In The House At The End of Street, recently divorced Sarah (Elisabeth Shue) and her daughter Elissa (Jennifer Lawrence) move to a small country home.  Sarah has managed to buy a house that she really shouldn’t be able to afford and the new neighbors quickly explain to them that this is because, many years ago, a crazy girl named Carrie-Ann was living at the house at the end of the street and she murdered her parents before then disappearing into the woods.  Apparently, this has caused all of the property values in town to plummet and I really have to wonder why.  I’m not a real estate expert (for instance, I have no idea what a mortgage is and I have no desire to learn) but, personally, I would love to live next to a murder house.  Seriously, imagine the interesting conversations that could be started by saying, “So, my neighbor buried a salesman in his basement…”
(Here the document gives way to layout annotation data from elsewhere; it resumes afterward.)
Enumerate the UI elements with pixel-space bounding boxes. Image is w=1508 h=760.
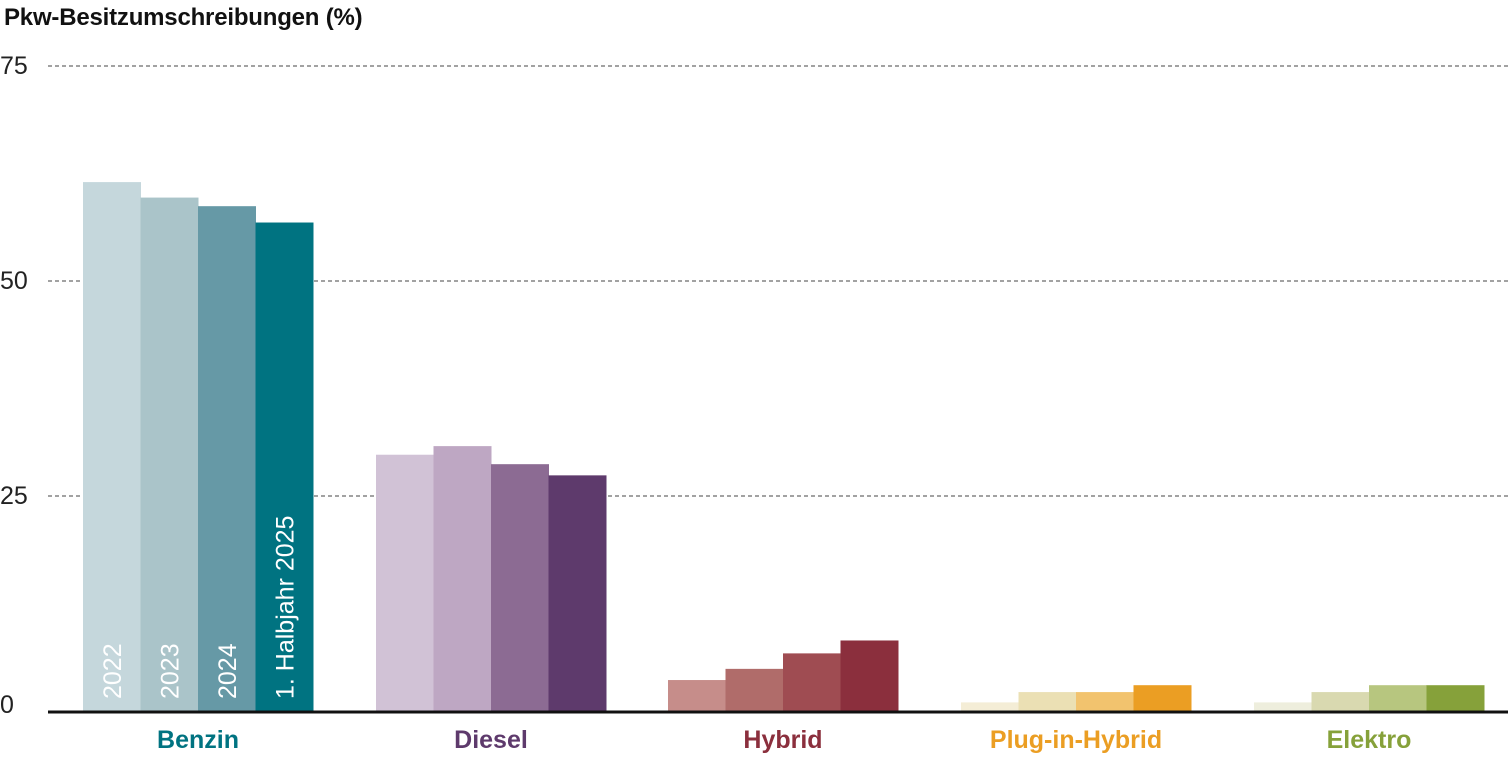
bar-diesel-4 [548,475,607,711]
bar-diesel-3 [491,464,549,711]
category-labels: Benzin Diesel Hybrid Plug-in-Hybrid Elektro [157,726,1411,754]
series-label: 2024 [214,643,242,699]
bar-elektro-4 [1426,685,1485,711]
bar-benzin-3 [198,206,256,711]
bar-hybrid-3 [783,653,841,711]
category-label: Elektro [1327,726,1412,754]
bar-elektro-1 [1254,702,1312,711]
series-label: 2023 [156,643,184,699]
bar-plug-in-hybrid-3 [1076,692,1134,711]
chart-title: Pkw-Besitzumschreibungen (%) [4,4,363,31]
bars: 2022 2023 2024 1. Halbjahr 2025 [83,182,1485,712]
bar-diesel-1 [376,454,434,711]
category-label: Plug-in-Hybrid [990,726,1162,754]
y-tick-label: 50 [0,267,28,295]
bar-hybrid-2 [725,668,784,711]
bar-plug-in-hybrid-1 [961,702,1019,711]
bar-plug-in-hybrid-2 [1018,692,1077,711]
bar-elektro-3 [1369,685,1427,711]
bar-benzin-2 [140,197,199,711]
bar-benzin-4 [255,222,314,711]
bar-diesel-2 [433,446,492,711]
category-label: Benzin [157,726,239,754]
bar-elektro-2 [1311,692,1370,711]
y-tick-label: 75 [0,52,28,80]
bar-plug-in-hybrid-4 [1133,685,1192,711]
y-tick-label: 25 [0,482,28,510]
series-label: 2022 [99,643,127,699]
gridlines [48,65,1508,497]
category-label: Diesel [454,726,528,754]
y-tick-label: 0 [0,691,14,719]
bar-hybrid-1 [668,680,726,711]
y-axis-ticks: 0 25 50 75 [0,52,28,719]
series-label: 1. Halbjahr 2025 [271,516,299,699]
bar-benzin-1 [83,182,141,712]
bar-hybrid-4 [840,640,899,711]
category-label: Hybrid [743,726,822,754]
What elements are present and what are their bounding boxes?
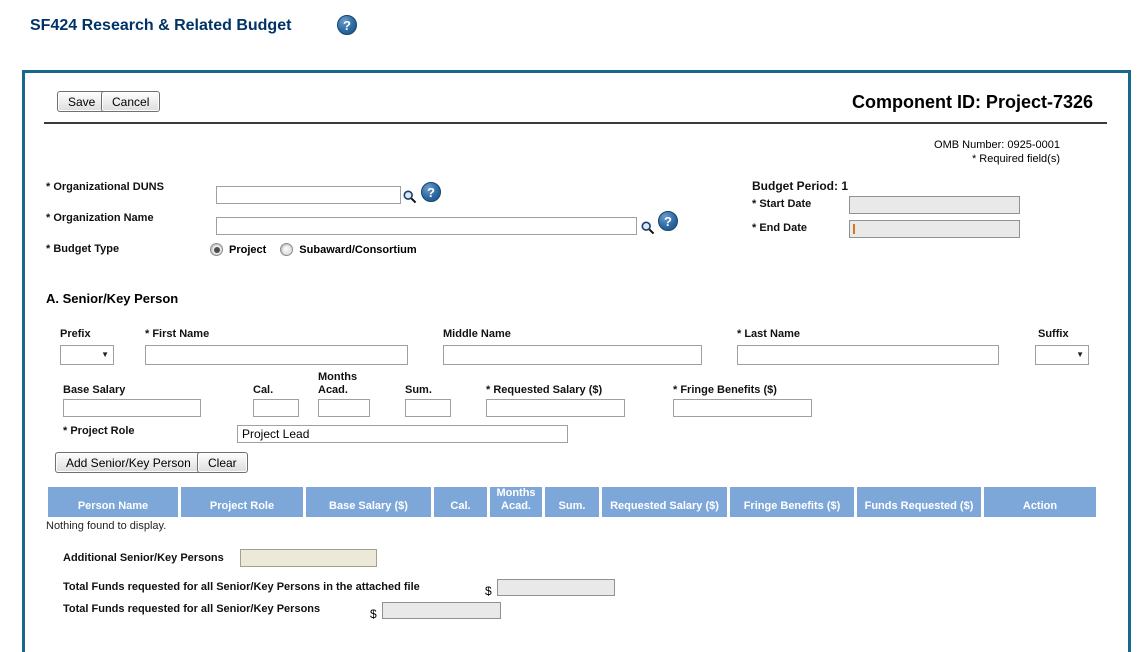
col-fringe-benefits: Fringe Benefits ($) [730,487,854,517]
suffix-select[interactable]: ▼ [1035,345,1089,365]
persons-table-header: Person Name Project Role Base Salary ($)… [48,487,1096,517]
col-sum: Sum. [545,487,599,517]
base-salary-label: Base Salary [63,384,126,396]
col-requested-salary: Requested Salary ($) [602,487,727,517]
cal-label: Cal. [253,384,274,396]
end-date-input[interactable] [849,220,1020,238]
text-cursor [853,224,855,234]
acad-label: Acad. [318,384,348,396]
chevron-down-icon: ▼ [101,350,109,359]
acad-months-input[interactable] [318,399,370,417]
component-id: Component ID: Project-7326 [851,92,1093,112]
page-title: SF424 Research & Related Budget [30,17,292,34]
prefix-select[interactable]: ▼ [60,345,114,365]
project-role-input[interactable] [237,425,568,443]
budget-type-label: * Budget Type [46,243,120,255]
org-name-help-icon[interactable]: ? [658,211,678,231]
middle-name-label: Middle Name [443,328,511,340]
first-name-label: * First Name [145,328,210,340]
all-persons-total-label: Total Funds requested for all Senior/Key… [63,603,321,615]
col-action: Action [984,487,1096,517]
currency-symbol: $ [485,584,492,598]
chevron-down-icon: ▼ [1076,350,1084,359]
last-name-label: * Last Name [737,328,800,340]
duns-search-icon[interactable] [403,190,417,209]
fringe-benefits-label: * Fringe Benefits ($) [673,384,777,396]
col-base-salary: Base Salary ($) [306,487,431,517]
org-name-label: * Organization Name [46,212,154,224]
col-months-acad: Months Acad. [490,487,542,517]
prefix-label: Prefix [60,328,91,340]
duns-help-icon[interactable]: ? [421,182,441,202]
last-name-input[interactable] [737,345,999,365]
save-button[interactable]: Save [57,91,107,112]
attached-file-total-input[interactable] [497,579,615,596]
start-date-input[interactable] [849,196,1020,214]
fringe-benefits-input[interactable] [673,399,812,417]
col-project-role: Project Role [181,487,303,517]
cal-months-input[interactable] [253,399,299,417]
base-salary-input[interactable] [63,399,201,417]
suffix-label: Suffix [1038,328,1069,340]
requested-salary-label: * Requested Salary ($) [486,384,603,396]
col-cal: Cal. [434,487,487,517]
duns-input[interactable] [216,186,401,204]
duns-label: * Organizational DUNS [46,181,164,193]
sum-label: Sum. [405,384,432,396]
add-senior-key-person-button[interactable]: Add Senior/Key Person [55,452,202,473]
currency-symbol: $ [370,607,377,621]
clear-button[interactable]: Clear [197,452,248,473]
budget-type-radio-project[interactable] [210,243,223,256]
additional-persons-label: Additional Senior/Key Persons [63,552,224,564]
start-date-label: * Start Date [752,198,812,210]
col-funds-requested: Funds Requested ($) [857,487,981,517]
project-role-label: * Project Role [63,425,135,437]
page-help-icon[interactable]: ? [337,15,357,35]
attached-file-total-label: Total Funds requested for all Senior/Key… [63,581,420,593]
budget-type-radio-group: Project Subaward/Consortium [210,243,431,256]
additional-persons-input[interactable] [240,549,377,567]
cancel-button[interactable]: Cancel [101,91,161,112]
org-name-search-icon[interactable] [641,221,655,240]
budget-type-option-project-label: Project [229,243,267,256]
requested-salary-input[interactable] [486,399,625,417]
header-divider [44,122,1107,124]
all-persons-total-input[interactable] [382,602,501,619]
org-name-input[interactable] [216,217,637,235]
table-empty-message: Nothing found to display. [46,520,167,532]
end-date-label: * End Date [752,222,808,234]
sum-months-input[interactable] [405,399,451,417]
budget-type-option-subaward-label: Subaward/Consortium [299,243,417,256]
section-a-heading: A. Senior/Key Person [46,291,179,306]
months-label: Months [318,371,358,383]
col-person-name: Person Name [48,487,178,517]
first-name-input[interactable] [145,345,408,365]
budget-period-label: Budget Period: 1 [752,179,849,193]
middle-name-input[interactable] [443,345,702,365]
required-note: * Required field(s) [971,153,1060,165]
omb-number: OMB Number: 0925-0001 [934,139,1060,151]
budget-type-radio-subaward[interactable] [280,243,294,256]
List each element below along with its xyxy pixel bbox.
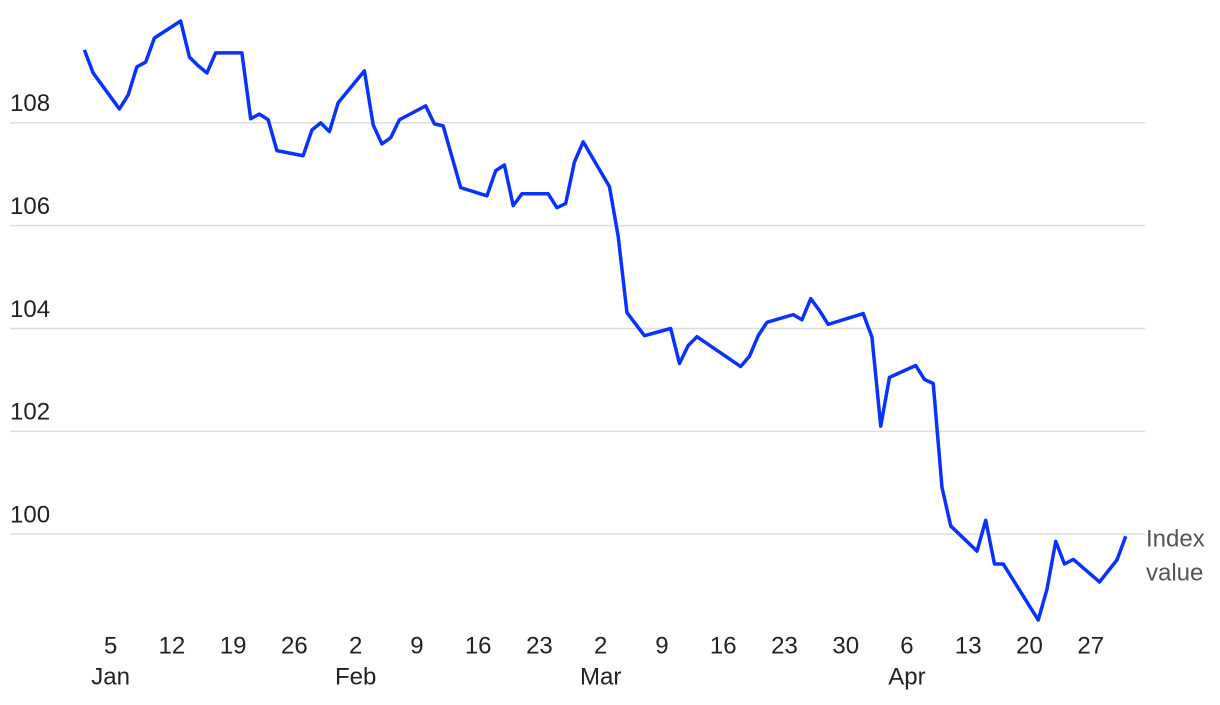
x-tick-label: 2 xyxy=(349,632,362,659)
y-tick-label: 104 xyxy=(10,296,50,323)
y-tick-label: 102 xyxy=(10,399,50,426)
x-tick-label: 5 xyxy=(104,632,117,659)
x-tick-label: 26 xyxy=(281,632,308,659)
x-tick-label: 9 xyxy=(655,632,668,659)
month-label: Jan xyxy=(91,663,130,690)
annotation: value xyxy=(1146,559,1203,586)
x-tick-label: 30 xyxy=(832,632,859,659)
y-tick-label: 108 xyxy=(10,90,50,117)
x-tick-label: 23 xyxy=(526,632,553,659)
line xyxy=(82,19,1128,622)
x-tick-label: 13 xyxy=(955,632,982,659)
x-tick-label: 2 xyxy=(594,632,607,659)
month-label: Mar xyxy=(580,663,621,690)
y-tick-label: 106 xyxy=(10,193,50,220)
x-tick-label: 19 xyxy=(220,632,247,659)
x-tick-label: 23 xyxy=(771,632,798,659)
x-tick-label: 9 xyxy=(410,632,423,659)
month-label: Feb xyxy=(335,663,376,690)
x-tick-label: 16 xyxy=(465,632,492,659)
x-tick-label: 12 xyxy=(159,632,186,659)
x-tick-label: 16 xyxy=(710,632,737,659)
month-label: Apr xyxy=(888,663,925,690)
x-tick-label: 27 xyxy=(1077,632,1104,659)
x-tick-label: 20 xyxy=(1016,632,1043,659)
y-tick-label: 100 xyxy=(10,502,50,529)
x-tick-label: 6 xyxy=(900,632,913,659)
annotation: Index xyxy=(1146,525,1205,552)
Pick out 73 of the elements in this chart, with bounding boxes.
But anyway, it turns out that Elissa has a perfect view of the house at the end of the street from her bedroom window and she quickly discovers that the house is not deserted.  It turns out that Carrie-Anne’s brother Ryan (Max Thieriot) is living in the house and, despite being shunned by the entire community, he seems to be a nice, sensitive guy.  Despite her mother’s misgiving, Elissa befriends Ryan and defends him against everyone who claims that he’s crazy.

Of course, what Elissa doesn’t know is that there’s another girl in Ryan’s life and she’s locked up in his basement…

When I look over the negative reviews of House at the End of the Street (especially the ones written by male film bloggers), I frequently come across the phrase “lifetime movie.”  Their argument seems to be that House At The End of the Street, with its emphasis on a single mom raising her daughter, was essentially just a PG-13 rated Lifetime movie.

Well, they’re right.

But so what?

Seriously, Lifetime movies are a lot of fun to watch when you’re in the right mood for them and that’s a perfect way to describe House At The End Of The Street.  It’s a lot of fun, the type of silly horror film that’s fun to watch with a group of friends.  Max Thieriot plays the type of cute but damaged (and potentially dangerous) outsider that every girl has had a crush on and, for the boys in the audience, there’s plenty of cleavage and visible bra straps.

Finally, I think the main reason that House At The End of the Street stayed with me is because both Elisabeth Shue and Jennifer Lawrence really invested themselves in their roles.  They were totally believable as mother and daughter and their loving but occasionally contentious relationship felt totally true-to-life (or, at the very least, it was true to my life).  Lawrence and Shue both give performances that bring some unexpected depth to this underrated film.